Danylak starts by examining the issue of singleness vs marriage in the Old Testament covenants and then methodically traces the development of the issue through Scripture. He notes, for example, the absolute centrality of childbearing in the Old Testament for continuing the family name and tenure of land, given that the barren and the eunuch were ignominious states at that time; whereas in the New Testament this centrality is removed and the barren and the eunuch like all other states may know the perfect sufficiency provided in Christ.
‘Neither marriage nor children is a fundamental marker of being blessed by God in the new covenant as all blessings come through Christ – Eph. 1.3. Nothing can remotely compare with the glory and weight of these new covenant blessings’.
He sees no contradiction between this and Gen. 2.18 (‘It is not good for the man to be alone…’).
Danylak also notes how the Apostle Paul did have some extended times of solitude, but that he also had many different companions, addressed many in robust family language and enjoyed deep spiritual intimacy with his converts and fellow believers.
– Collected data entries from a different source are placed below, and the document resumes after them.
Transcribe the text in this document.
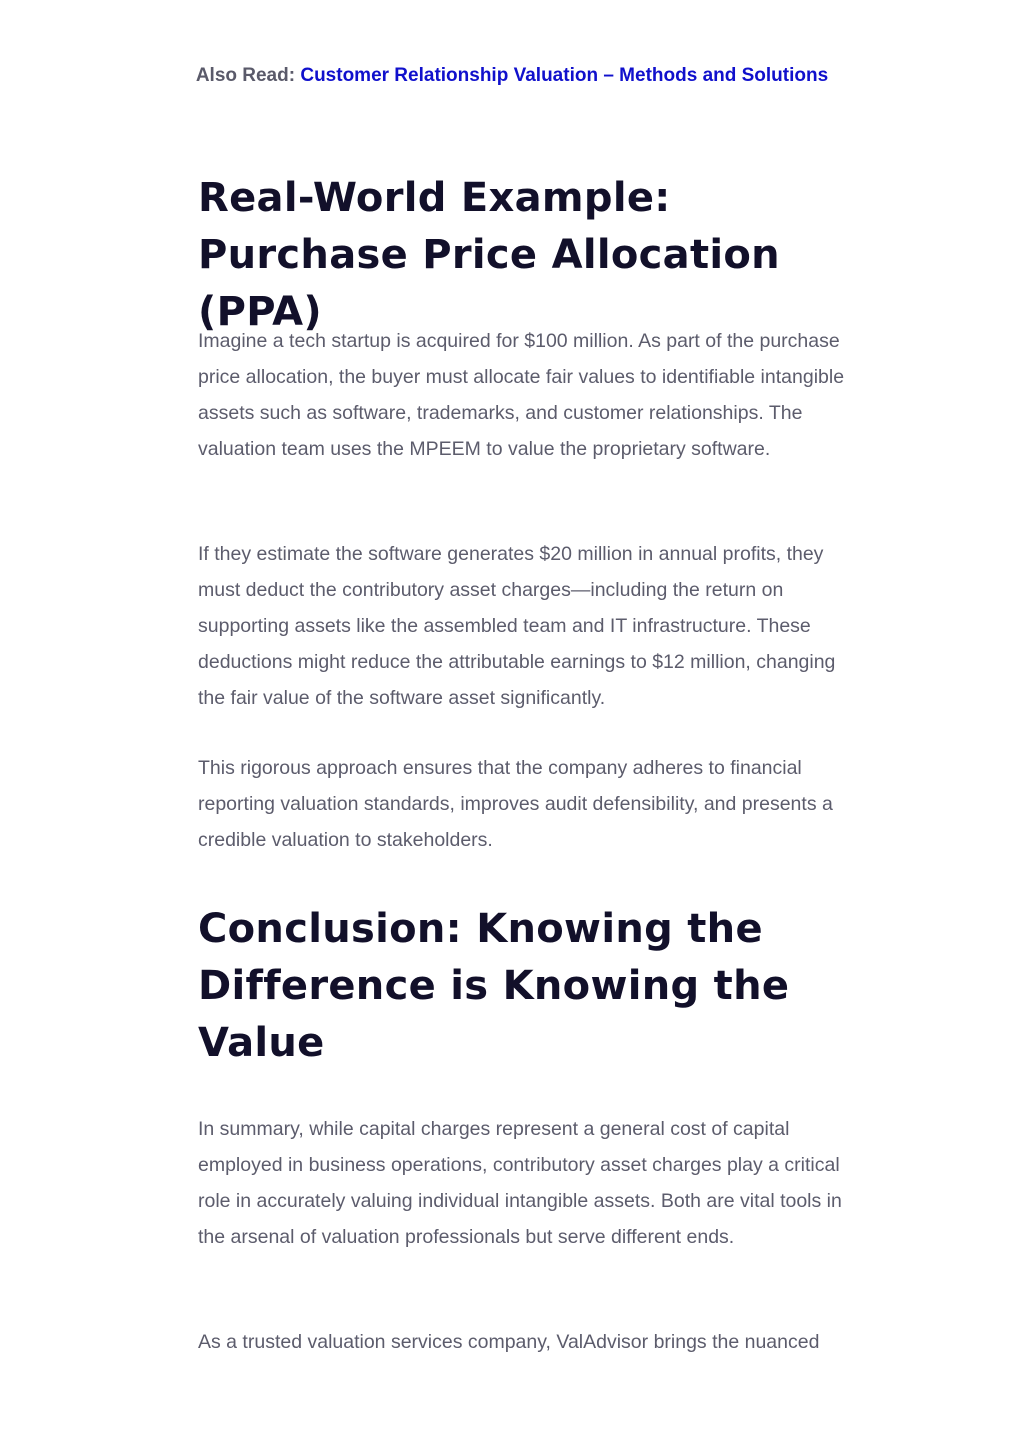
Also Read: Customer Relationship Valuation – Methods and Solutions
Real-World Example: Purchase Price Allocation (PPA)

Imagine a tech startup is acquired for $100 million. As part of the purchase price allocation, the buyer must allocate fair values to identifiable intangible assets such as software, trademarks, and customer relationships. The valuation team uses the MPEEM to value the proprietary software.

If they estimate the software generates $20 million in annual profits, they must deduct the contributory asset charges—including the return on supporting assets like the assembled team and IT infrastructure. These deductions might reduce the attributable earnings to $12 million, changing the fair value of the software asset significantly.

This rigorous approach ensures that the company adheres to financial reporting valuation standards, improves audit defensibility, and presents a credible valuation to stakeholders.

Conclusion: Knowing the Difference is Knowing the Value

In summary, while capital charges represent a general cost of capital employed in business operations, contributory asset charges play a critical role in accurately valuing individual intangible assets. Both are vital tools in the arsenal of valuation professionals but serve different ends.

As a trusted valuation services company, ValAdvisor brings the nuanced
In explaining this, Danylak writes,
‘Neither Jesus nor Paul as single men were devoid of relationships. On the contrary, their relationships flourished in both number and depth by the freedom and flexibility their singleness afforded them’.
And he includes a wonderful explanation of the amazing eunuch passage in Matthew 19:12!
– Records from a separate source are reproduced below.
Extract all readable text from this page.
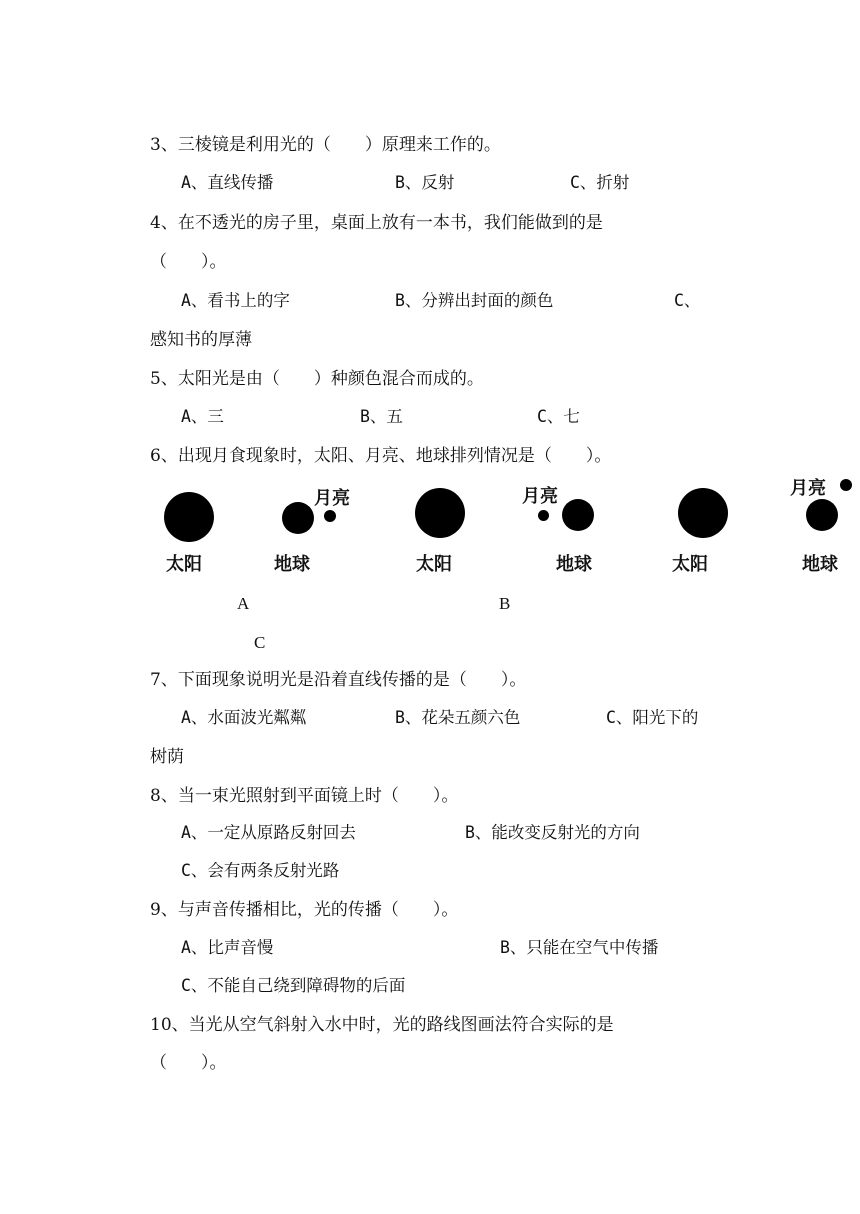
3、三棱镜是利用光的（　　）原理来工作的。
A、直线传播	B、反射	C、折射
4、在不透光的房子里，桌面上放有一本书，我们能做到的是
（　　）。
A、看书上的字	B、分辨出封面的颜色	C、
感知书的厚薄
5、太阳光是由（　　）种颜色混合而成的。
A、三	B、五	C、七
6、出现月食现象时，太阳、月亮、地球排列情况是（　　）。
太阳	地球
月亮
太阳	地球
月亮
太阳	地球
月亮
A	B
C
7、下面现象说明光是沿着直线传播的是（　　）。
A、水面波光粼粼	B、花朵五颜六色	C、阳光下的
树荫
8、当一束光照射到平面镜上时（　　）。
A、一定从原路反射回去	B、能改变反射光的方向
C、会有两条反射光路
9、与声音传播相比，光的传播（　　）。
A、比声音慢	B、只能在空气中传播
C、不能自己绕到障碍物的后面
10、当光从空气斜射入水中时，光的路线图画法符合实际的是
（　　）。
Danylak discusses the extent of the fulfillment of the Old Testament practices in the New Testament as opposed to it being a completely new paradigm; whilst Paul’s view on sexual morality is firmly rooted in the Old Testament, his take on marriage and singleness is not from a traditional Jewish perspective. He also attempts a thorough explanation of the challenging 1 Corinthians 7:1-40 passage on marriage and singleness.
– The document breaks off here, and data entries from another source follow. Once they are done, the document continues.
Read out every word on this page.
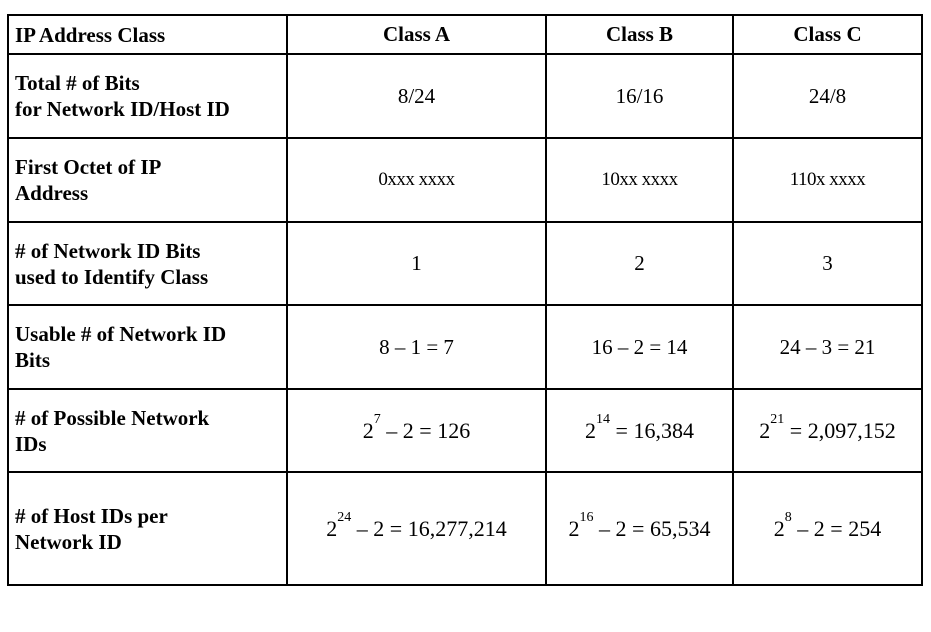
IP Address Class	Class A	Class B	Class C

Total # of Bits
for Network ID/Host ID	8/24	16/16	24/8

First Octet of IP
Address	0xxx xxxx	10xx xxxx	110x xxxx

# of Network ID Bits
used to Identify Class	1	2	3

Usable # of Network ID
Bits	8 – 1 = 7	16 – 2 = 14	24 – 3 = 21

# of Possible Network
IDs	$2^7 - 2 = 126$	$2^{14} = 16,384$	$2^{21} = 2,097,152$

# of Host IDs per
Network ID	$2^{24} - 2 = 16,277,214$	$2^{16} - 2 = 65,534$	$2^8 - 2 = 254$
Along the way you can also garner a lot of fascinating insights into marriage and related matters in Greco-Roman cultures, examining the contrast with Christianity’s ‘monotheistic sibling faiths of Judaism, Islam and Mormonism in affirming both marriage and singleness as something good within the new family of God’. He explains that these contrasts arise because ‘Jesus Christ has come in human history as God’s offspring and that through him come all the blessings of the new covenant.’
Forget this book if you are looking for the usual self-help guide, or practical tips on overcoming loneliness or how to live a fulfilled single life. BUT do pick it up if you are interested in a scholarly and in-depth analysis of the issue in Scripture – a book which clearly breaks new ground.
The main challenge for the reader will be the writing style, which is dense and academic. However, if you can cope with this, you will be blessed with many insights.